Acquitté la veille de crimes contre l’humanité, l’ex-président ivoirien reste néanmoins sous le coup d’une condamnation à vingt ans de prison par la justice ivoirienne. En janvier 2018, l’ancien président a été condamné, ainsi que trois coaccusés, pour le « braquage » de la Banque centrale des États d’Afrique de l’Ouest (Bceao) pendant la crise post-électorale de 2010-2011. Il s’agissait alors pour chaque clan qui revendiquait la victoire aux élections de mettre la main sur l’argent de l’État ivoirien.
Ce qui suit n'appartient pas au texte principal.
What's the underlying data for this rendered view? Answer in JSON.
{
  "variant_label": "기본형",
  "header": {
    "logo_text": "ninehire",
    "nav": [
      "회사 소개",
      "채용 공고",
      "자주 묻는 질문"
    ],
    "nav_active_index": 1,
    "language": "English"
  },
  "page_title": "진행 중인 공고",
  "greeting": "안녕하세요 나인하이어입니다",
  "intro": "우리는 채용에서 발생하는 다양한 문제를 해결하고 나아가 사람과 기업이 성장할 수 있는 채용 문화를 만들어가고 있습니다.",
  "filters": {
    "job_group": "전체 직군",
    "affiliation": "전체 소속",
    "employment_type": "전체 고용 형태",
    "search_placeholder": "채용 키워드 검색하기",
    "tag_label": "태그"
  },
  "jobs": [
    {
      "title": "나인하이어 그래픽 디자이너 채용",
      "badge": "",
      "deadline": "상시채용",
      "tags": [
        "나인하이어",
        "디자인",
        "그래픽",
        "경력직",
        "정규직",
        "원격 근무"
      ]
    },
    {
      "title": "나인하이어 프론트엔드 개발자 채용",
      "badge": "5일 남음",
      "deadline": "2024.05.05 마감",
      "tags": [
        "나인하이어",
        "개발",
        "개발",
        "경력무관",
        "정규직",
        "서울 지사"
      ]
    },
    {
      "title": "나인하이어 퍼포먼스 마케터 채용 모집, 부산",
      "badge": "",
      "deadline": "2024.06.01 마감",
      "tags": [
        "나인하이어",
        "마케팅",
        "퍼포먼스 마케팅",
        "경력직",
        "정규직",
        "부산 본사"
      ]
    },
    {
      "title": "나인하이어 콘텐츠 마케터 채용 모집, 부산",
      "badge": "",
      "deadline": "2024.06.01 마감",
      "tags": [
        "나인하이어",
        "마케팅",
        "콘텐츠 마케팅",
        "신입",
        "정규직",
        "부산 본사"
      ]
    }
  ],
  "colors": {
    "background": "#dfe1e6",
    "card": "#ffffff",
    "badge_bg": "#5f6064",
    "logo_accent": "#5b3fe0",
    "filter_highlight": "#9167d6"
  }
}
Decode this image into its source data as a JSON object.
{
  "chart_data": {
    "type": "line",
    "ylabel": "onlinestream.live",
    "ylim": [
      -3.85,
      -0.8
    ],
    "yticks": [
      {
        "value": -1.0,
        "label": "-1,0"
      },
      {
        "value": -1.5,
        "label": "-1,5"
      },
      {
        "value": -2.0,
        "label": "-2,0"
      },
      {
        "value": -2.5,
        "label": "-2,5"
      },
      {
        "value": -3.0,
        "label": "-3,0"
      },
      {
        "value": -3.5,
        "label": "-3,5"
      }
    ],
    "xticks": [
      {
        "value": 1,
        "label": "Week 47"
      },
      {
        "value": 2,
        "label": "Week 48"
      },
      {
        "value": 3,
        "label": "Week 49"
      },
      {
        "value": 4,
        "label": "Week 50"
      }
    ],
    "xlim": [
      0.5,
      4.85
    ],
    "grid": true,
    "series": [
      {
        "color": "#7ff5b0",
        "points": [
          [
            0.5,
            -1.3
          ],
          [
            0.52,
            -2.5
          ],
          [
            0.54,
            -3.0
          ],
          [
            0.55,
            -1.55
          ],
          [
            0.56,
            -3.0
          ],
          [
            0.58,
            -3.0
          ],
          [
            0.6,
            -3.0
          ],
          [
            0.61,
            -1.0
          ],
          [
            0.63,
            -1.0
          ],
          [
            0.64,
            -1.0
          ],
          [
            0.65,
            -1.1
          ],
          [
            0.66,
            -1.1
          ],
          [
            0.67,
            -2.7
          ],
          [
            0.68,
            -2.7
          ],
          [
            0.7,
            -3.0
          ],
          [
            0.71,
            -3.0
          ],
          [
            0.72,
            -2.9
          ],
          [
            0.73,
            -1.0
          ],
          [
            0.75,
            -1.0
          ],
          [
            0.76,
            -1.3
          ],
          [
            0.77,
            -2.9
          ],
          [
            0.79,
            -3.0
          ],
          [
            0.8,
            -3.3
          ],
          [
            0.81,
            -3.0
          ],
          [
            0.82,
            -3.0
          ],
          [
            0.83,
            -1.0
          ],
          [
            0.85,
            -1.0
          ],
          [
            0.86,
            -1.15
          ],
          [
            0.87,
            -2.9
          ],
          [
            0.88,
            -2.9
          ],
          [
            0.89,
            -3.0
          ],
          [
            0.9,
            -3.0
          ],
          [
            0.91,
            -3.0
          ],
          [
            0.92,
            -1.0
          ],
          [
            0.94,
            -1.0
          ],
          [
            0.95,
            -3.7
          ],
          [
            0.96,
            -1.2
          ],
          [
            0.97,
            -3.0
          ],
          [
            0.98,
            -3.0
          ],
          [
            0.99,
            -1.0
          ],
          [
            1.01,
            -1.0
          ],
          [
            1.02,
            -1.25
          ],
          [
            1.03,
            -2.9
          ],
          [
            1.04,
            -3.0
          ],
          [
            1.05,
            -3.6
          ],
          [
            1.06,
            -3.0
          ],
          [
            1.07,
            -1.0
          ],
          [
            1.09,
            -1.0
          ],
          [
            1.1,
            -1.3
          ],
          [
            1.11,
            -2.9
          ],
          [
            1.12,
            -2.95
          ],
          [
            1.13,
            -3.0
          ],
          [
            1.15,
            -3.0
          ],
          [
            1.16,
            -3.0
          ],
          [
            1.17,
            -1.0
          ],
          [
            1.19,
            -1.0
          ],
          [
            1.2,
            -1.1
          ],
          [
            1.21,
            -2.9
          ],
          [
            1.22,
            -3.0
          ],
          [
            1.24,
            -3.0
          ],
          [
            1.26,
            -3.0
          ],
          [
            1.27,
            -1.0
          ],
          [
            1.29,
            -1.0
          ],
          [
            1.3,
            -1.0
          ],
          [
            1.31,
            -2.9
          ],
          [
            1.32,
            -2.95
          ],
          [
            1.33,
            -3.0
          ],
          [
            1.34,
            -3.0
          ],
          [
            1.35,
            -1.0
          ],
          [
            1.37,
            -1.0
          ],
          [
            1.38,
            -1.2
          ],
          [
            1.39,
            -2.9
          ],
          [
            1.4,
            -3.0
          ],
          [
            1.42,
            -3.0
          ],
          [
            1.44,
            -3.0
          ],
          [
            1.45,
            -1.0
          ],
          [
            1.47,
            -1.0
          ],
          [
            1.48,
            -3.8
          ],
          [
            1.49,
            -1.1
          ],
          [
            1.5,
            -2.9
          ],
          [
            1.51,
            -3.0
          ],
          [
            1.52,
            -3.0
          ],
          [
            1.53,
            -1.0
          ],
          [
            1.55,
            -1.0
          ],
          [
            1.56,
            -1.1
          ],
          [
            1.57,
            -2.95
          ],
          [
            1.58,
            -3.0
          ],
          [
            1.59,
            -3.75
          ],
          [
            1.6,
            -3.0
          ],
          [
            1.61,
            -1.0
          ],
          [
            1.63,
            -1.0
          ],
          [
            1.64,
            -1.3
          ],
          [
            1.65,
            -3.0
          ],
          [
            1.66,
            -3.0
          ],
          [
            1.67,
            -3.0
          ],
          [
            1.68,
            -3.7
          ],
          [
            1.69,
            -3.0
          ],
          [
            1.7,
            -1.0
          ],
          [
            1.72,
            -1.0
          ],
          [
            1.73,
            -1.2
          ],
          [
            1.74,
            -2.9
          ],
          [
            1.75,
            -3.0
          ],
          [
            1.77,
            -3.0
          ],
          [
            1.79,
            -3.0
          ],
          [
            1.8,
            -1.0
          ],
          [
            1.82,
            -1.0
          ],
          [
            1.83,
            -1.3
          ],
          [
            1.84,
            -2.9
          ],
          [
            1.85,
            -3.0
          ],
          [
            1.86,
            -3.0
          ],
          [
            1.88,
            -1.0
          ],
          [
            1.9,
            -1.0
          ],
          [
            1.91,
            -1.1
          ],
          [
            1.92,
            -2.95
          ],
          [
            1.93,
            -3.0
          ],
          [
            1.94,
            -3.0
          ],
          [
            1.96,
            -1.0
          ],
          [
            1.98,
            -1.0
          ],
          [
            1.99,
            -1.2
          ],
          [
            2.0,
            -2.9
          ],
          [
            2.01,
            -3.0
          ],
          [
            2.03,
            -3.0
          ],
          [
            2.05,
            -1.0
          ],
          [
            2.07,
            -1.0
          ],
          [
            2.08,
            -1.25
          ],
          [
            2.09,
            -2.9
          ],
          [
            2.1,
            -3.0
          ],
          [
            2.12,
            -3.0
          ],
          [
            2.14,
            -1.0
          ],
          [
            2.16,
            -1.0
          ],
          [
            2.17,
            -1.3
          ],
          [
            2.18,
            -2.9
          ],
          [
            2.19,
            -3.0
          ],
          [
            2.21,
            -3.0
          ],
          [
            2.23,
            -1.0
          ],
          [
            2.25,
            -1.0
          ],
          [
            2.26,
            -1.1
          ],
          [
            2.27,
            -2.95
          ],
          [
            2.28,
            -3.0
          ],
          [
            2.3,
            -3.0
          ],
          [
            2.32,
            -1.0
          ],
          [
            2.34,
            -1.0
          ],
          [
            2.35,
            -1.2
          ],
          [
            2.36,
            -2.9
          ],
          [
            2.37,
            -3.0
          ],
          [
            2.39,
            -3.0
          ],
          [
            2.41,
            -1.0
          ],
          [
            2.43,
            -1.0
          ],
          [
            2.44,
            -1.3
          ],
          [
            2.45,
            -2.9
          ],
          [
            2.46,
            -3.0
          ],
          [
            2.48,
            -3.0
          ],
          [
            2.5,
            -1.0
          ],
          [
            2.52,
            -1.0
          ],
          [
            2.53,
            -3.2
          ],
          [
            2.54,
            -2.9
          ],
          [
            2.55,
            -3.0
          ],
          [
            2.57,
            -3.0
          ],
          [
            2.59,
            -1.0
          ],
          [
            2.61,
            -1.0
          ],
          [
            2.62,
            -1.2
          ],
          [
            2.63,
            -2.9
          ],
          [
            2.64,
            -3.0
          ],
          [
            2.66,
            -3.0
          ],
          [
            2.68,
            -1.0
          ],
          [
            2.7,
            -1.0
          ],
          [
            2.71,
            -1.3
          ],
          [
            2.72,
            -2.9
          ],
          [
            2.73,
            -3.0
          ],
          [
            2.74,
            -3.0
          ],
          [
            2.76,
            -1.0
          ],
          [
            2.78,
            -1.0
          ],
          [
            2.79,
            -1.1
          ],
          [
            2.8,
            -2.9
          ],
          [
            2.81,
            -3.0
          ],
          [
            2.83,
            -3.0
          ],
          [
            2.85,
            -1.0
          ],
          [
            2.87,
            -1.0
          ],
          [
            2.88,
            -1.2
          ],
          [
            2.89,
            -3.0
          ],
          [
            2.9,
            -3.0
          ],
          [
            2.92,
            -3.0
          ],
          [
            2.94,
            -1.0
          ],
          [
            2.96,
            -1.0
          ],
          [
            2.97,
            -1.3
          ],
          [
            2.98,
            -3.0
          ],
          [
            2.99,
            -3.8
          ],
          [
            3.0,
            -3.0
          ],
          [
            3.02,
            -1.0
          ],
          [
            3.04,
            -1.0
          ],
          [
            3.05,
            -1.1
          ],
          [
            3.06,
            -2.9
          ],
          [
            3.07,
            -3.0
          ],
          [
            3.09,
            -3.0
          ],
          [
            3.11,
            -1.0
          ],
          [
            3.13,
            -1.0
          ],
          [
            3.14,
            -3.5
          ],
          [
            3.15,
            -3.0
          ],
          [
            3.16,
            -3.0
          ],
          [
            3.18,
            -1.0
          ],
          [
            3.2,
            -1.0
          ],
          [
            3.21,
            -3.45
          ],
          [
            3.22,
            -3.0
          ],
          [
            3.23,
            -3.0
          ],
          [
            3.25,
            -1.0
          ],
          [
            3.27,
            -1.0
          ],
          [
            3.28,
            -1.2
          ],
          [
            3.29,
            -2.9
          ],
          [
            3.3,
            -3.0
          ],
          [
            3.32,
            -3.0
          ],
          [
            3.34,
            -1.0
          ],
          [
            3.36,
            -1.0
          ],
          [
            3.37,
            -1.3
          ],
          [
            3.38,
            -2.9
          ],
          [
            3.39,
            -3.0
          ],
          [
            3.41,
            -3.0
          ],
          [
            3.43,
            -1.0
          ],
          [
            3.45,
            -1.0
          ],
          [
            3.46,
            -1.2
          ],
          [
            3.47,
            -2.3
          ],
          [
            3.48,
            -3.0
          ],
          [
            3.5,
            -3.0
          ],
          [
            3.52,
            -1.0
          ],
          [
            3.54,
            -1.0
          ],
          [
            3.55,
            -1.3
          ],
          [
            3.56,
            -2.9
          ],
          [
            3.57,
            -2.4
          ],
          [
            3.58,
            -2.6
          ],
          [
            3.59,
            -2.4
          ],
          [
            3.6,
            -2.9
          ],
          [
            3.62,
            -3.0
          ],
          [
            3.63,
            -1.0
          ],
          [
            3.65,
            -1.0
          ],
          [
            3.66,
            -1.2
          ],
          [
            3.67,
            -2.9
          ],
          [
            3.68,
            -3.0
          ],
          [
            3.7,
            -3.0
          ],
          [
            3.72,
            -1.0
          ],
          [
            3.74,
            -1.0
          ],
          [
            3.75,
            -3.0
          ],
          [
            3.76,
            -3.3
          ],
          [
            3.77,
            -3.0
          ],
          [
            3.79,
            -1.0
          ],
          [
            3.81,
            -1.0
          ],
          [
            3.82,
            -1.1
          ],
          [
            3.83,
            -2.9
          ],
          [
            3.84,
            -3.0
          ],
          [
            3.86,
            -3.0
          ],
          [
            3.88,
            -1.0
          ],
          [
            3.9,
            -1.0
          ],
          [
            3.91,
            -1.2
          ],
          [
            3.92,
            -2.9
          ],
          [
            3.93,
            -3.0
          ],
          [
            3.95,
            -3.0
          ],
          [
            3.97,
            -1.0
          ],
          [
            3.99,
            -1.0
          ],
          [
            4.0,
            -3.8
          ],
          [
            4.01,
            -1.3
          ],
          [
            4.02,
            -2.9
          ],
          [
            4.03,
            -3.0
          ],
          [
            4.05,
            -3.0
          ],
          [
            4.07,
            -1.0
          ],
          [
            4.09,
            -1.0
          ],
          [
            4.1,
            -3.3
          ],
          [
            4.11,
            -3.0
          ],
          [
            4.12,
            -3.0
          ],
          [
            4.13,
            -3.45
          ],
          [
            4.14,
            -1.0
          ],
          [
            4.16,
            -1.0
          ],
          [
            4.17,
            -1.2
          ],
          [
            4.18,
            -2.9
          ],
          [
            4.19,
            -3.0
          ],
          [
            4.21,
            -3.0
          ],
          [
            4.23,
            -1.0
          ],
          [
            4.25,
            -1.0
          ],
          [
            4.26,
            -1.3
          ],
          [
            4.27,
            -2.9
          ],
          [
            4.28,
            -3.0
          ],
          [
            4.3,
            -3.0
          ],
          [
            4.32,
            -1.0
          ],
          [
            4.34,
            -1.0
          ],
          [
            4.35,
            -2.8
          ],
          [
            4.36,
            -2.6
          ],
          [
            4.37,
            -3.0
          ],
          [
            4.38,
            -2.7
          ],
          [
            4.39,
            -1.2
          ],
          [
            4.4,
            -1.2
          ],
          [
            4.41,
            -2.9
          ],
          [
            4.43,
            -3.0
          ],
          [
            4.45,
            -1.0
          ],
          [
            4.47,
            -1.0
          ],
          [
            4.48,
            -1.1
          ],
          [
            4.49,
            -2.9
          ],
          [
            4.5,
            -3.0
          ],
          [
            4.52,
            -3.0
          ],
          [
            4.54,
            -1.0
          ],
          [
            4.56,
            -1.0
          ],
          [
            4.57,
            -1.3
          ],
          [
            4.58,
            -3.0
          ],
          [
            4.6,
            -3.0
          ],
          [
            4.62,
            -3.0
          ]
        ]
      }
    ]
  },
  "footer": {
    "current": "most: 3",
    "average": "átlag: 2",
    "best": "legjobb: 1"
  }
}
L’amnistie prononcée en août par le président Alassane Ouattara ne s’est pas étendue à cette condamnation, s’impliquant à d’autres États qui avaient porté plainte pour la disparition de leur argent, a précisé une source proche du pouvoir. Cette affaire ne semble cependant pas peser bien lourd après l’acquittement par la Cpi de Laurent Gbagbo, qui était accusé de crimes contre l’humanité dans la crise post-électorale qui a fait quelque 3 000 morts. « On voit mal les autorités tenter de l’arrêter, mais la condamnation rentrera dans le cadre des négociations de son retour », avait affirmé mardi une source sécuritaire.